Grab in advanced talks to invest $100m in OYO. Go-Jek in talks to invest $30m in e-sports startup Mobile Premier League.

 

The What: As per a ET Tech article, Singapore ride-hailing company Grab is in advanced discussions to invest $100m (INR70cr) in  Oyo, as part of the latter’s ongoing $1bn funding round.

 

Grab and OYO, both have SoftBank as one of their primary investors and have identified Indonesia as a key market for growth.

 

Other Stuff: Go-Ventures, the investment arm of Indonesia-based tech platform Go-Jek, is finalising a $30m financing round in Indian mobile gaming company, Mobile Premier League (MPL).

 

MPL had raised $5m in October as part of its Series A round at a $12-13m valuation.
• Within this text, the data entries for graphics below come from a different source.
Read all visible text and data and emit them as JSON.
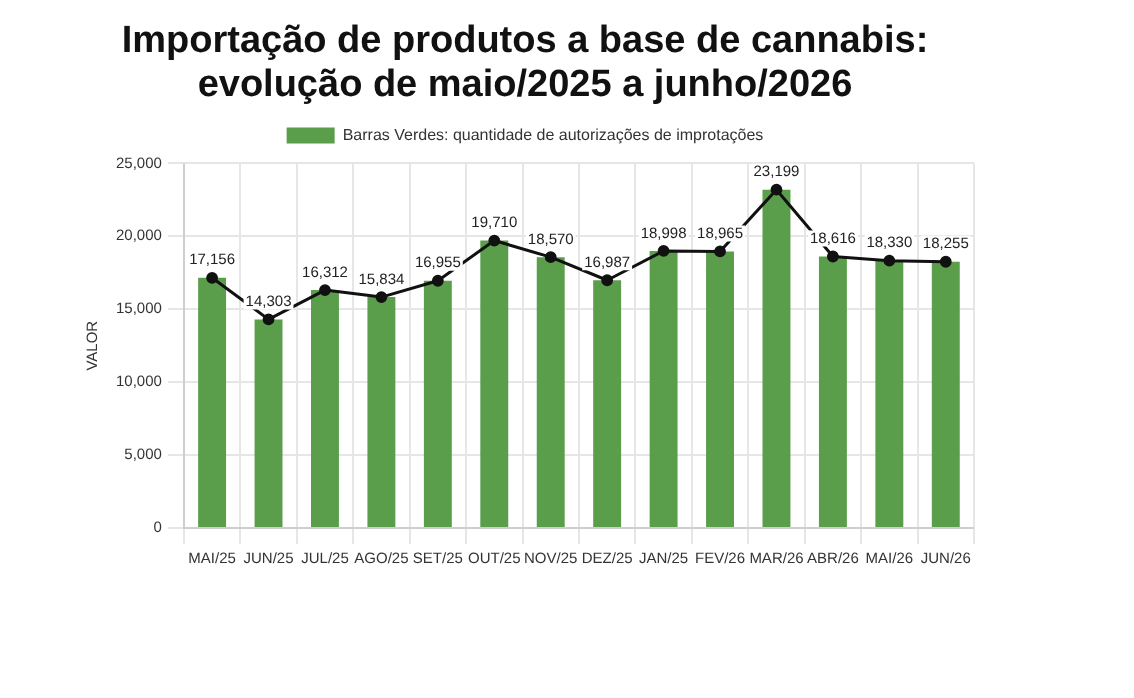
{
  "chart_data": {
    "type": "bar",
    "title": "Importação de produtos a base de cannabis: evolução de maio/2025 a junho/2026",
    "ylabel": "VALOR",
    "categories": [
      "MAI/25",
      "JUN/25",
      "JUL/25",
      "AGO/25",
      "SET/25",
      "OUT/25",
      "NOV/25",
      "DEZ/25",
      "JAN/25",
      "FEV/26",
      "MAR/26",
      "ABR/26",
      "MAI/26",
      "JUN/26"
    ],
    "series": [
      {
        "name": "Barras Verdes: quantidade de autorizações de improtações",
        "color": "#5a9e4b",
        "values": [
          17156,
          14303,
          16312,
          15834,
          16955,
          19710,
          18570,
          16987,
          18998,
          18965,
          23199,
          18616,
          18330,
          18255
        ]
      },
      {
        "type": "line",
        "color": "#111111",
        "values": [
          17156,
          14303,
          16312,
          15834,
          16955,
          19710,
          18570,
          16987,
          18998,
          18965,
          23199,
          18616,
          18330,
          18255
        ],
        "value_labels": [
          "17,156",
          "14,303",
          "16,312",
          "15,834",
          "16,955",
          "19,710",
          "18,570",
          "16,987",
          "18,998",
          "18,965",
          "23,199",
          "18,616",
          "18,330",
          "18,255"
        ]
      }
    ],
    "ylim": [
      0,
      25000
    ],
    "yticks": [
      0,
      {
        "value": 5000,
        "label": "5,000"
      },
      {
        "value": 10000,
        "label": "10,000"
      },
      {
        "value": 15000,
        "label": "15,000"
      },
      {
        "value": 20000,
        "label": "20,000"
      },
      {
        "value": 25000,
        "label": "25,000"
      }
    ],
    "grid": true,
    "legend": "top",
    "marker": "circle"
  }
}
The company’s earlier fundraise was led by Sequoia Capital, also an early investor in Go-Jek.

 

Hindustan Unilever signs €3.3bn deal with GSK to buy Horlicks and other consumer healthcare nutrition products.

 
The What: Unilever today announced that it has signed an agreement to acquire the Health Food Drinks portfolio of GlaxoSmithKline (GSK) in India, Bangladesh and 20 other predominantly Asian markets in an-all equity deal.

 

Up Close: The transaction is in conjunction with Unilever’s strategy of increasing its presence in health-food categories and in high-growth emerging markets.

 

Qatar to withdraw from OPEC; to focus on natural gas production instead.

 
The What: Qatar to withdraw its membership from OPEC effective January 2019 and instead focus on development and increase of natural gas production.

 

Zoom Out: Qatar has oil output of only 600,000 barrels per day (bpd), compared to the 11 million bpd produced by Saudi Arabia, the group's biggest oil producer and world's biggest exporter. However, it is the world's biggest exporter of liquefied natural gas (LNG).

 

The Big Picture: The development comes as OPEC and its allies consider a cut in supply in order to support falling crude oil prices which have slid more than 30% since Oct.

 

US postpones its threat to increase tariffs on $200bn Chinese goods to 25% from 10%. China to ‘Reduce and Remove’ Tariffs on American Cars.

 

The What: After a meeting of the top leaders from both the countries over the weekend, US postponed its threat to increase tariffs on $200bn Chinese goods to 25% from 10%. 

 

US President Donald Trump also announced in a tweet that China has agreed to reduce and remove tariffs on cars coming into China from US. Currently the tariff is 40%. US automobile exports to China were worth $9.5bn last year.

 

The Why: The move may be an attempt to contain the escalating trade wars.